A small glass article lying on the floor caught Jack’s eye. It was an atomizer, such as are used for perfumes. But this was filled with a gray powder. He pressed the rubber bulb and an impalpable cloud of the powder was sprayed into the air. He immediately felt sick and dizzy.

“Look here, sir, what do you make of this?” he cried excitedly, handing it to the doctor. “I found it on the floor. It must have dropped from Jarrold’s pocket while we were struggling. I’m sure that that powder in it is some sort of drug. When I sprayed it out, it made me feel weak and faint.”

The doctor took the glass vessel, unscrewed the top and shook out a small quantity of the powder on his palm.

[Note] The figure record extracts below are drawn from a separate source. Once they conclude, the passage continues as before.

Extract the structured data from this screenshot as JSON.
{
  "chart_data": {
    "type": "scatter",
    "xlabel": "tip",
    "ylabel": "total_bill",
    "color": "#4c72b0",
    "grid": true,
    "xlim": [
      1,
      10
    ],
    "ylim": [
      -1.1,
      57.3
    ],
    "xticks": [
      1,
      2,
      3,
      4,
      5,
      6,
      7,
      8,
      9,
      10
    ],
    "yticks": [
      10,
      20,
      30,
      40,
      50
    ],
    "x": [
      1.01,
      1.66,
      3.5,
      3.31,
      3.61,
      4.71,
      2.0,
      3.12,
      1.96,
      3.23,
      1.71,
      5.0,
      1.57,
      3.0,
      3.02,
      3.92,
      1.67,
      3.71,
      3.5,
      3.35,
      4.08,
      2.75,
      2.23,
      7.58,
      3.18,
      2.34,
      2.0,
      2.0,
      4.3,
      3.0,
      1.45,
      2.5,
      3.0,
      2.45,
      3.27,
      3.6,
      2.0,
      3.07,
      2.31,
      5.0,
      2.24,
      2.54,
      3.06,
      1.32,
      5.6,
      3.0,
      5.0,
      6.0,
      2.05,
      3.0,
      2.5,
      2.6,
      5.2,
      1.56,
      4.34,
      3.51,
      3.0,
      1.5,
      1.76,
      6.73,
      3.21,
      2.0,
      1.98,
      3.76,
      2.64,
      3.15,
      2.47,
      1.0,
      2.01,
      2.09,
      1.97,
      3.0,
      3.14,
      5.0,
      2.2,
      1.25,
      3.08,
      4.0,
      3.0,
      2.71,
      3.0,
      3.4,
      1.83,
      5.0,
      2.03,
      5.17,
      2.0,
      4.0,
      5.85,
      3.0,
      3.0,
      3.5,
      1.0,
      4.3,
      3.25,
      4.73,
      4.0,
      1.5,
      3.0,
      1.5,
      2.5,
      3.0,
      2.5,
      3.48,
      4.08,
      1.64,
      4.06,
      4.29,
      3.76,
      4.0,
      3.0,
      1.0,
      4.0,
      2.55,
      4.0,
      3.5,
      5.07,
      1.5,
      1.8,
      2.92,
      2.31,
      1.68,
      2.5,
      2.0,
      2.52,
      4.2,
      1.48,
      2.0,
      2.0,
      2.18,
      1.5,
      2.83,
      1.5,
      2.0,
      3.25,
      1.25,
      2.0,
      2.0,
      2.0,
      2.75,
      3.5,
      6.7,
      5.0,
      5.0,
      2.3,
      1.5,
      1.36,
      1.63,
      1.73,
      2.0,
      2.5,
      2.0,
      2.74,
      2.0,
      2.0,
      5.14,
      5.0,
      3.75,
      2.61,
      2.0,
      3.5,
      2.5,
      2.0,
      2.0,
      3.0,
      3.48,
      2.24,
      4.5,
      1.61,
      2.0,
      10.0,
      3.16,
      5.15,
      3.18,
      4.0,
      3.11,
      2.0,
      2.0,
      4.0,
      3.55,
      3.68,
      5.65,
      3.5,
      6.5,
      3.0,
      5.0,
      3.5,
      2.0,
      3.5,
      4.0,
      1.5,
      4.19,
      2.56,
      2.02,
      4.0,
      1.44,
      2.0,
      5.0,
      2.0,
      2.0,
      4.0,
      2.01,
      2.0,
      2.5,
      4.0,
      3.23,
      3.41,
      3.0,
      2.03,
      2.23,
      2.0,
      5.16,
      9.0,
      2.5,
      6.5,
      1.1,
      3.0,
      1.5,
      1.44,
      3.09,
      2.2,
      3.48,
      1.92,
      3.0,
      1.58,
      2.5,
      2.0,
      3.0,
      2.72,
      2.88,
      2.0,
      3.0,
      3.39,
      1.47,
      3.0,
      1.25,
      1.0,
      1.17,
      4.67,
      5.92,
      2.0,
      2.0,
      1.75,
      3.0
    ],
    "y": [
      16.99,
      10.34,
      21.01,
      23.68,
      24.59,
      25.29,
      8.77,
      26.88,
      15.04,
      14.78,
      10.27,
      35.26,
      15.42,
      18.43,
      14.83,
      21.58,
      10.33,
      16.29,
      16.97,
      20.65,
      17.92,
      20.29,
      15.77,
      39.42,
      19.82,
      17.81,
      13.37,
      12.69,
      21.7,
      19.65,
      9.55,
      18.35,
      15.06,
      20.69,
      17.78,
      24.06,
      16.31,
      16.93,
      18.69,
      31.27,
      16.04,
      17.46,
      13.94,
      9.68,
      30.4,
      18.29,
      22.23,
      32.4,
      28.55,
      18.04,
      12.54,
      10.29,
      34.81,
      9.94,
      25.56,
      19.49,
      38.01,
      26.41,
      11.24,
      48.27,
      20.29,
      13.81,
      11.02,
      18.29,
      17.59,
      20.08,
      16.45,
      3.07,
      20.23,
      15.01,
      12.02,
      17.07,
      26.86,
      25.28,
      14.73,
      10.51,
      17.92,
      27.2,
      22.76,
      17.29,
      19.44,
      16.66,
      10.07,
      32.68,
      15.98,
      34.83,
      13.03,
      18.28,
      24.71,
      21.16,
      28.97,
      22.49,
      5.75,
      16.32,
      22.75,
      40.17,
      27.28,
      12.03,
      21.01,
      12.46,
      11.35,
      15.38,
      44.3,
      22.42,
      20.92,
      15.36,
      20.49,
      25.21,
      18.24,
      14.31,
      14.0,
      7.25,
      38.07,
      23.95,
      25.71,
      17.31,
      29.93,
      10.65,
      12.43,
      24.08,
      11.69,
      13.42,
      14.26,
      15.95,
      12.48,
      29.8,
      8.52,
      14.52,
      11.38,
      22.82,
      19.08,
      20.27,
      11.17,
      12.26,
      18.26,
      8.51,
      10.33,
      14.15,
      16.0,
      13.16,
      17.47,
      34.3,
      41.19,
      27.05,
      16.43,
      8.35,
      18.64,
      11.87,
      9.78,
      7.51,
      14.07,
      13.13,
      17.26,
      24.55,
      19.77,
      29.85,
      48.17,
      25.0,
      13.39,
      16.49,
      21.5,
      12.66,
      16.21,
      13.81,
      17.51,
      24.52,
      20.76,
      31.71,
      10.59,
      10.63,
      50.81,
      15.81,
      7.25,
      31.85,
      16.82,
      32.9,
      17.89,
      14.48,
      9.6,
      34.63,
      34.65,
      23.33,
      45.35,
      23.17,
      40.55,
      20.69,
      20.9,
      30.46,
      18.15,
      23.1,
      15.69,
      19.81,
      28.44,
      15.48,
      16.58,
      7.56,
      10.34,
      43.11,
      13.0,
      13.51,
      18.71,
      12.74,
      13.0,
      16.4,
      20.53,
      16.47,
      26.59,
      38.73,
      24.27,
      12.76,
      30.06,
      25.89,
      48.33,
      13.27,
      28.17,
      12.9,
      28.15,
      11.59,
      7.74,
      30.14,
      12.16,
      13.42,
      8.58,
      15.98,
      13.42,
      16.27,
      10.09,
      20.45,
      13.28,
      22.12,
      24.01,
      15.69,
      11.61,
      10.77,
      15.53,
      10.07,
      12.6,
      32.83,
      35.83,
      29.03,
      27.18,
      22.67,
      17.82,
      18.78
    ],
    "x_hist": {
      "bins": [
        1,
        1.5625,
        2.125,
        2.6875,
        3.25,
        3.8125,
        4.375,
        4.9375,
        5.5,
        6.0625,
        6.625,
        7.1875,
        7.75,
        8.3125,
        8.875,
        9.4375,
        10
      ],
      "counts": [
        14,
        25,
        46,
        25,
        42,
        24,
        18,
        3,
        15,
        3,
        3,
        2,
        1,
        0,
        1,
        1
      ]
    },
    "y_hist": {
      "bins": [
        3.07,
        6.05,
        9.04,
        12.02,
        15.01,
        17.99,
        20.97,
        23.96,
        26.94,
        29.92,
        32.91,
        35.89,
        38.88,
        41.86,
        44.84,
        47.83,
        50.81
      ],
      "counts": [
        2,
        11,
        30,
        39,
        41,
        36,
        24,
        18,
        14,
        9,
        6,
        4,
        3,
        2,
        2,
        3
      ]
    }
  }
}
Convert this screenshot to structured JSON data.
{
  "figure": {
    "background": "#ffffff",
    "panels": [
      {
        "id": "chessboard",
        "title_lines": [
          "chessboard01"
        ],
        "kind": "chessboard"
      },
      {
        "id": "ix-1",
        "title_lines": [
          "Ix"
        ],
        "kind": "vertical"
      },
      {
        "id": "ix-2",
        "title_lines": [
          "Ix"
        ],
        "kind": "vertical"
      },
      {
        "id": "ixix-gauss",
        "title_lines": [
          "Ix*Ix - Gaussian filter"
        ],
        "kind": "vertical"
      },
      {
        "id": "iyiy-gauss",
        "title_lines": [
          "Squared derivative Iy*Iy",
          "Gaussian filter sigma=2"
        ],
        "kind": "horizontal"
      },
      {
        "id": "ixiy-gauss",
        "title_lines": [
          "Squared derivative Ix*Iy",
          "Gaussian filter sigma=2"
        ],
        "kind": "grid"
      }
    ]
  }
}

“This is an important discovery, indeed,” he exclaimed. “It is a sleeping powder used by a certain South African tribe. A sufficient quantity sprayed into the atmosphere would send anyone into a coma. It is not poisonous, merely sleep producing.”

“Then you think that some of it was sprayed into this room, possibly through the transom, by Jarrold before——”

“We’ll leave Mr. Jarrold’s name out of this for the present,” said the doctor shortly. “Remember, we have no proof against him. For all you know, and for all that appears, he broke in here to try to save the colonel when the cry of fire occurred.”

“But he attacked me,” protested Jack.

“His answer to that would be that you were not at your post, where you should have been.”

Jack colored. This was true. Jarrold had indeed a rejoinder to everything he might say against the man. When it came to a point, the lad had plenty of suspicions and theories, but absolutely no proofs to offer. He couldn’t even state positively that the atomizer full of the sleeping powder was Jarrold’s.

The colonel moved uneasily and opened his eyes. In a few moments he was able to talk.

“Why, what has happened?” he asked drowsily, looking first at the doctor and then at Jack.

“First, will you tell us the last thing you recollect, Colonel?”

“Most assuredly. I came to bed early. Before turning in, I examined certain papers of mine and found they were all in perfect order. This done, I lay down with a book. Suddenly I felt unaccountably drowsy, and—and that’s all. But what has occurred in the meantime? I can tell by your presence in the cabin that something out of the ordinary is up.”

“Will you first oblige me by making sure your papers are safe?” asked the doctor.

“Certainly; they are in this box under my pillow. Ah yes, everything is in perfect order. As you see, this is a combination lock. I could tell in an instant if it had been tampered with.”

“Then, Colonel, I think that you should thank this young man here for saving you from a theft that might have cost you dearly,” said the doctor, indicating Jack.